Sunday, February 5th, 2006

wow,i have to say i enjoyed myself a lot at this re union.at first it was i was quite uninterested with the idea.i didn’t think that so many of my ex classmates would turn up.but once i got the news that a majority of them would attend the event,i got prety excited about it.hats off to the organisers,revathee and wei xian,for getting us all together and choosing a fab spot(shakeys usj9).

well,i was pretty nervous in the car on the way to the reunion,so i was close to pissing in my pants when i got there.i dunno why i felt that way.

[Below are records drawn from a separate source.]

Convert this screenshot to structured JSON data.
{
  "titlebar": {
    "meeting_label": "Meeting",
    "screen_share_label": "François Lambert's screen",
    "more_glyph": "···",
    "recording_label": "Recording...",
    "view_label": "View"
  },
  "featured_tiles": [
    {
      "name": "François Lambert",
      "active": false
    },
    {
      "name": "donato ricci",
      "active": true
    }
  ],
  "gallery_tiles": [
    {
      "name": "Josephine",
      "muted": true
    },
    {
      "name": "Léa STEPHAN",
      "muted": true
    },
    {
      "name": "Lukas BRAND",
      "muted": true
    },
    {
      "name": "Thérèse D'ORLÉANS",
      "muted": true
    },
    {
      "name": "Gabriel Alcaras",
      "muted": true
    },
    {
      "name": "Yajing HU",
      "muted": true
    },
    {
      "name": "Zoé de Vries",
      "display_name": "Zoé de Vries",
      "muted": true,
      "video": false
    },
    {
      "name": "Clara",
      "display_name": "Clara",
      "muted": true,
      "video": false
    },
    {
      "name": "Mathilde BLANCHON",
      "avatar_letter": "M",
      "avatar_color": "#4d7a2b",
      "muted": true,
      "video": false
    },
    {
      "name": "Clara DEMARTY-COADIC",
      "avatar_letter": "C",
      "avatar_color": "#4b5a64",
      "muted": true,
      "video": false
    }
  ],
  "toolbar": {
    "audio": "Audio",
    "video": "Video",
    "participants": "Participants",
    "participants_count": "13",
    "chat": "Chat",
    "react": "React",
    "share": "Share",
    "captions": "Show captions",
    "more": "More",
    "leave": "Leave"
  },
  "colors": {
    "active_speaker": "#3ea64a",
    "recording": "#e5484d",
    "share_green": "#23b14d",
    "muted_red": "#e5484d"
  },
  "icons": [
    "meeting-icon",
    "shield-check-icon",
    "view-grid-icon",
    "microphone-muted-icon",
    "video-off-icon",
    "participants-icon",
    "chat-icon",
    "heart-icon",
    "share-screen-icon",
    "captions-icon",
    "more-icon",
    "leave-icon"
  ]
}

anyways,i met revathee and daniel outside the reunion room.even though we were schoolmates in SMSJ,it felt nice to see them again.of course whne i asked the million dollar question(a lot of ppl came ke?)thy gave me the 50cent answer(go inside and see la).

i was quite blown a way when i walked thru the dorr and saw everybody,so familiar yet changed at the same time.it was awesome catching up with everybody.the girls grew prettier,the guys grew up.we laughed,ate,laughed some more,took pictures.i had to do a song,which is the first time for me performing in public in over a year.

i was quite bummed by the fact that i had to leave early.but i have to say,it was worth it going back this weekend to meet up with everybody.u guys rock!!!